Gene editing has been around longer than you would think; the first genetically modified organism, a bacterium, was generated in 1973. But for many years, it wasn’t easy; previous methods, like zinc finger nucleases and transcription activator-like effector nucleases, could take years to develop.
Then CRISPR was modified as a gene editing tool, and everything changed.
CRISPR in Bacteria
Before CRISPR was a groundbreaking gene editing tool, it was part of archaea and bacteria’s immune system.
In these organisms’ DNA, there is a stretch which contains a repeating code that is interspaced with other, unique segments of DNA. (This is where the full name of CRISPR, clustered regularly interspaced short palindromic repeats, comes from).
So what does this have to do with the bacteria’s immune system? The unique segments of DNA are taken from bacteriophages (a virus but for bacteria) that the organism has been infected by before.
This CRISPR section of DNA is first transcribed into RNA. RNA (ribonucleic acid) is similar to DNA, but DNA is double stranded and RNA is single stranded. They share three of the same bases, but then have different fourth ones. In transcription, the DNA is read base by base, and a complementary RNA strand is created (which would match the other strand of DNA).
After transcription, the CRISPR RNA forms a complex with a type of protein called CRISPR-associated protein (or cas for short) and another type of RNA called tracrRNA, one complex for each new section of virus DNA. If the same type of virus infects the bacterium a second time, the DNA it injects matches the CRISPR RNA in the complex, and the cas protein cuts it, preventing it from being transcribed.
CRISPR in Gene Editing
Now for the fun part. A cas protein, commonly cas9, can be combined with a programmed guideRNA (a simplified combination of CRISPR DNA and tracrRNA) to cut DNA at a selected spot.
After that, a researcher has two options.
Leave it to the Cell
After cutting the DNA, researchers can leave the cell on its own for repairing the break. This means the repair is probably going to be really messy.
It doesn’t sound like a great idea, but when you want to just silence a gene the process works, because afterwards it’s highly likely the gene won’t be functional.
If you want to change a gene, you can provide a DNA template to the cell. The template is like instructions for the cell; it tells the cell which bases to use and in what order to repair the DNA.
Pros and Cons of CRISPR
Sounds great, doesn’t it?
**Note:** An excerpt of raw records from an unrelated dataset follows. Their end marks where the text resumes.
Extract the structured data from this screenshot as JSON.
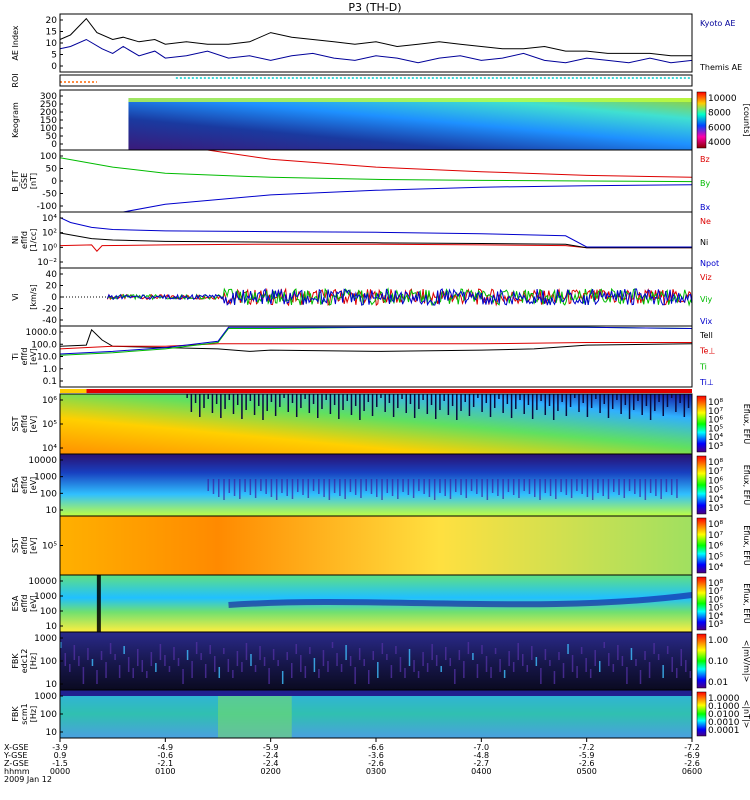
{
  "title": "P3 (TH-D)",
  "chart_data": [
    {
      "type": "line",
      "ylabel": "AE Index",
      "yticks": [
        "20",
        "15",
        "10",
        "5",
        "0"
      ],
      "ylim": [
        0,
        25
      ],
      "series": [
        {
          "name": "Kyoto AE",
          "color": "#000099",
          "x": [
            0,
            0.1,
            0.25,
            0.4,
            0.5,
            0.6,
            0.75,
            0.9,
            1.0,
            1.2,
            1.4,
            1.6,
            1.8,
            2.0,
            2.2,
            2.4,
            2.6,
            2.8,
            3.0,
            3.2,
            3.4,
            3.6,
            3.8,
            4.0,
            4.2,
            4.4,
            4.6,
            4.8,
            5.0,
            5.2,
            5.4,
            5.6,
            5.8,
            6.0
          ],
          "y": [
            10,
            11,
            14,
            10,
            8,
            11,
            7,
            9,
            6,
            7,
            9,
            6,
            7,
            5,
            7,
            8,
            6,
            5,
            7,
            6,
            4,
            6,
            7,
            5,
            6,
            8,
            5,
            4,
            6,
            5,
            4,
            6,
            4,
            5
          ]
        },
        {
          "name": "Themis AE",
          "color": "#000000",
          "x": [
            0,
            0.1,
            0.25,
            0.35,
            0.5,
            0.6,
            0.75,
            0.9,
            1.0,
            1.2,
            1.4,
            1.6,
            1.8,
            2.0,
            2.2,
            2.4,
            2.6,
            2.8,
            3.0,
            3.2,
            3.4,
            3.6,
            3.8,
            4.0,
            4.2,
            4.4,
            4.6,
            4.8,
            5.0,
            5.2,
            5.4,
            5.6,
            5.8,
            6.0
          ],
          "y": [
            14,
            16,
            23,
            17,
            14,
            15,
            13,
            14,
            12,
            13,
            12,
            12,
            13,
            17,
            15,
            14,
            13,
            12,
            13,
            11,
            12,
            13,
            12,
            11,
            10,
            10,
            11,
            9,
            9,
            8,
            8,
            8,
            7,
            7
          ]
        }
      ]
    },
    {
      "type": "heatmap",
      "ylabel": "ROI",
      "rows": [
        "orange markers",
        "teal markers"
      ],
      "segments": [
        {
          "row": 1,
          "from": 0.0,
          "to": 0.35,
          "color": "#ff6600"
        },
        {
          "row": 0,
          "from": 1.1,
          "to": 6.0,
          "color": "#00cccc"
        }
      ]
    },
    {
      "type": "heatmap",
      "ylabel": "Keogram",
      "yticks": [
        "300",
        "250",
        "200",
        "150",
        "100",
        "50",
        "0"
      ],
      "ylim": [
        0,
        300
      ],
      "x_start": 0.65,
      "colorbar": {
        "ticks": [
          "10000",
          "8000",
          "6000",
          "4000"
        ],
        "unit": "[counts]"
      }
    },
    {
      "type": "line",
      "ylabel": "B_FIT",
      "units": "[nT]",
      "sublabel": "GSE",
      "yticks": [
        "100",
        "50",
        "0",
        "-50",
        "-100"
      ],
      "ylim": [
        -100,
        100
      ],
      "series": [
        {
          "name": "Bz",
          "color": "#dd0000",
          "x": [
            1.4,
            2.0,
            3.0,
            4.0,
            5.0,
            6.0
          ],
          "y": [
            100,
            70,
            45,
            30,
            18,
            12
          ]
        },
        {
          "name": "By",
          "color": "#00bb00",
          "x": [
            0.0,
            0.5,
            1.0,
            2.0,
            3.0,
            4.0,
            5.0,
            6.0
          ],
          "y": [
            75,
            45,
            25,
            12,
            5,
            2,
            0,
            -2
          ]
        },
        {
          "name": "Bx",
          "color": "#0000cc",
          "x": [
            0.6,
            1.0,
            2.0,
            3.0,
            4.0,
            5.0,
            6.0
          ],
          "y": [
            -100,
            -75,
            -45,
            -30,
            -20,
            -15,
            -12
          ]
        }
      ]
    },
    {
      "type": "line",
      "ylabel": "Ni",
      "units": "[1/cc]",
      "sublabel": "eflfd",
      "yticks": [
        "10⁴",
        "10²",
        "10⁰",
        "10⁻²"
      ],
      "ylim": [
        -3,
        5
      ],
      "scale": "log",
      "series": [
        {
          "name": "Ne",
          "color": "#dd0000",
          "x": [
            0,
            0.3,
            0.35,
            0.4,
            1.0,
            2.0,
            3.0,
            4.0,
            4.8,
            5.0,
            6.0
          ],
          "y": [
            0.2,
            0.3,
            -0.6,
            0.2,
            0.3,
            0.4,
            0.4,
            0.3,
            0.2,
            -0.1,
            -0.1
          ]
        },
        {
          "name": "Ni",
          "color": "#000000",
          "x": [
            0,
            0.3,
            0.5,
            1.0,
            2.0,
            3.0,
            4.0,
            4.8,
            5.0,
            6.0
          ],
          "y": [
            2.0,
            1.2,
            1.0,
            0.8,
            0.7,
            0.6,
            0.5,
            0.4,
            -0.1,
            -0.1
          ]
        },
        {
          "name": "Npot",
          "color": "#0000cc",
          "x": [
            0,
            0.1,
            0.3,
            0.5,
            1.0,
            2.0,
            3.0,
            4.0,
            4.8,
            5.0,
            6.0
          ],
          "y": [
            4.2,
            3.5,
            2.8,
            2.5,
            2.3,
            2.2,
            2.1,
            1.9,
            1.6,
            0.0,
            0.0
          ]
        }
      ]
    },
    {
      "type": "line",
      "ylabel": "Vi",
      "units": "[km/s]",
      "yticks": [
        "40",
        "20",
        "0",
        "-20",
        "-40"
      ],
      "ylim": [
        -50,
        50
      ],
      "series": [
        {
          "name": "Viz",
          "color": "#dd0000"
        },
        {
          "name": "Viy",
          "color": "#00bb00"
        },
        {
          "name": "Vix",
          "color": "#0000cc"
        }
      ],
      "noise_start": 0.45,
      "noise_amp_quiet": 4,
      "noise_amp_active": 14,
      "active_from": 1.55
    },
    {
      "type": "line",
      "ylabel": "Ti",
      "units": "[eV]",
      "sublabel": "eflfd",
      "yticks": [
        "1000.0",
        "100.0",
        "10.0",
        "1.0",
        "0.1"
      ],
      "ylim": [
        -1.2,
        3.6
      ],
      "scale": "log",
      "series": [
        {
          "name": "Tell",
          "color": "#000000",
          "x": [
            0,
            0.25,
            0.3,
            0.4,
            0.5,
            1.0,
            1.5,
            1.8,
            2.0,
            3.0,
            4.0,
            4.5,
            5.0,
            6.0
          ],
          "y": [
            2.0,
            2.1,
            3.3,
            2.5,
            2.0,
            1.9,
            1.8,
            1.6,
            1.7,
            1.6,
            1.7,
            1.8,
            2.1,
            2.2
          ]
        },
        {
          "name": "Te⊥",
          "color": "#dd0000",
          "x": [
            0,
            0.5,
            1.0,
            1.5,
            1.6,
            2.0,
            3.0,
            4.0,
            5.0,
            6.0
          ],
          "y": [
            1.8,
            2.0,
            2.0,
            2.2,
            2.2,
            2.2,
            2.2,
            2.2,
            2.3,
            2.3
          ]
        },
        {
          "name": "Ti",
          "color": "#00bb00",
          "x": [
            0,
            0.5,
            1.0,
            1.5,
            1.6,
            2.0,
            3.0,
            4.0,
            5.0,
            6.0
          ],
          "y": [
            1.3,
            1.5,
            1.8,
            2.3,
            3.4,
            3.4,
            3.5,
            3.5,
            3.5,
            3.4
          ]
        },
        {
          "name": "Ti⊥",
          "color": "#0000cc",
          "x": [
            0,
            0.5,
            1.0,
            1.5,
            1.6,
            2.0,
            3.0,
            4.0,
            5.0,
            6.0
          ],
          "y": [
            1.4,
            1.6,
            1.9,
            2.4,
            3.5,
            3.5,
            3.5,
            3.5,
            3.5,
            3.4
          ]
        }
      ]
    },
    {
      "type": "heatmap",
      "ylabel": "SST",
      "sublabel": "eflfd",
      "units": "[eV]",
      "yticks": [
        "10⁶",
        "10⁵",
        "10⁴"
      ],
      "colorbar": {
        "ticks": [
          "10⁸",
          "10⁷",
          "10⁶",
          "10⁵",
          "10⁴",
          "10³"
        ],
        "unit": "Eflux, EFU"
      }
    },
    {
      "type": "heatmap",
      "ylabel": "ESA",
      "sublabel": "eflfd",
      "units": "[eV]",
      "yticks": [
        "10000",
        "1000",
        "100",
        "10"
      ],
      "colorbar": {
        "ticks": [
          "10⁸",
          "10⁷",
          "10⁶",
          "10⁵",
          "10⁴",
          "10³"
        ],
        "unit": "Eflux, EFU"
      }
    },
    {
      "type": "heatmap",
      "ylabel": "SST",
      "sublabel": "eflfd",
      "units": "[eV]",
      "yticks": [
        "10⁵"
      ],
      "colorbar": {
        "ticks": [
          "10⁸",
          "10⁷",
          "10⁶",
          "10⁵",
          "10⁴"
        ],
        "unit": "Eflux, EFU"
      }
    },
    {
      "type": "heatmap",
      "ylabel": "ESA",
      "sublabel": "eflfd",
      "units": "[eV]",
      "yticks": [
        "10000",
        "1000",
        "100",
        "10"
      ],
      "colorbar": {
        "ticks": [
          "10⁸",
          "10⁷",
          "10⁶",
          "10⁵",
          "10⁴",
          "10³"
        ],
        "unit": "Eflux, EFU"
      }
    },
    {
      "type": "heatmap",
      "ylabel": "FBK",
      "sublabel": "edc12",
      "units": "[Hz]",
      "yticks": [
        "1000",
        "100",
        "10"
      ],
      "colorbar": {
        "ticks": [
          "1.00",
          "0.10",
          "0.01"
        ],
        "unit": "<|mV/m|>"
      }
    },
    {
      "type": "heatmap",
      "ylabel": "FBK",
      "sublabel": "scm1",
      "units": "[Hz]",
      "yticks": [
        "1000",
        "100",
        "10"
      ],
      "colorbar": {
        "ticks": [
          "1.0000",
          "0.1000",
          "0.0100",
          "0.0010",
          "0.0001"
        ],
        "unit": "<|nT|>"
      }
    }
  ],
  "time_axis": {
    "row_labels": [
      "X-GSE",
      "Y-GSE",
      "Z-GSE",
      "hhmm",
      "2009 Jan 12"
    ],
    "columns": [
      {
        "x": [
          "-3.9",
          "0.9",
          "-1.5",
          "0000"
        ]
      },
      {
        "x": [
          "-4.9",
          "-0.6",
          "-2.1",
          "0100"
        ]
      },
      {
        "x": [
          "-5.9",
          "-2.4",
          "-2.4",
          "0200"
        ]
      },
      {
        "x": [
          "-6.6",
          "-3.6",
          "-2.6",
          "0300"
        ]
      },
      {
        "x": [
          "-7.0",
          "-4.8",
          "-2.7",
          "0400"
        ]
      },
      {
        "x": [
          "-7.2",
          "-5.9",
          "-2.6",
          "0500"
        ]
      },
      {
        "x": [
          "-7.2",
          "-6.9",
          "-2.6",
          "0600"
        ]
      }
    ]
  },
  "colors": {
    "frame": "#000000",
    "background": "#ffffff"
  }
}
And it is; CRISPR has created a gene editing revolution, making gene editing easy and quick.
But there are drawbacks. CRISPR can cause edits in genes which weren’t supposed to be edited, which could potentially cause cells to become cancerous.
Most importantly, the ease with which CRISPR can be used raises many ethical concerns, especially in the case of genetic changes which could be inherited by future generations.
Remember the two worlds back in the beginning? Well, it’s up to us to make wise decisions to maximize CRISPR’s positive impact.
- Gene editing is the practice of modifying an organism’s genes, which are what determine the characteristics of the organism.
- CRISPR is part of a bacterial immune system, but was modified to become a gene editing tool.
- CRISPR cuts the DNA at a selected spot, and then researchers can silence the gene by leaving the cell to try and fix it, or control the new gene by providing a template.
- CRISPR raises a lot of ethical questions, and it’s up to us to make wise decisions.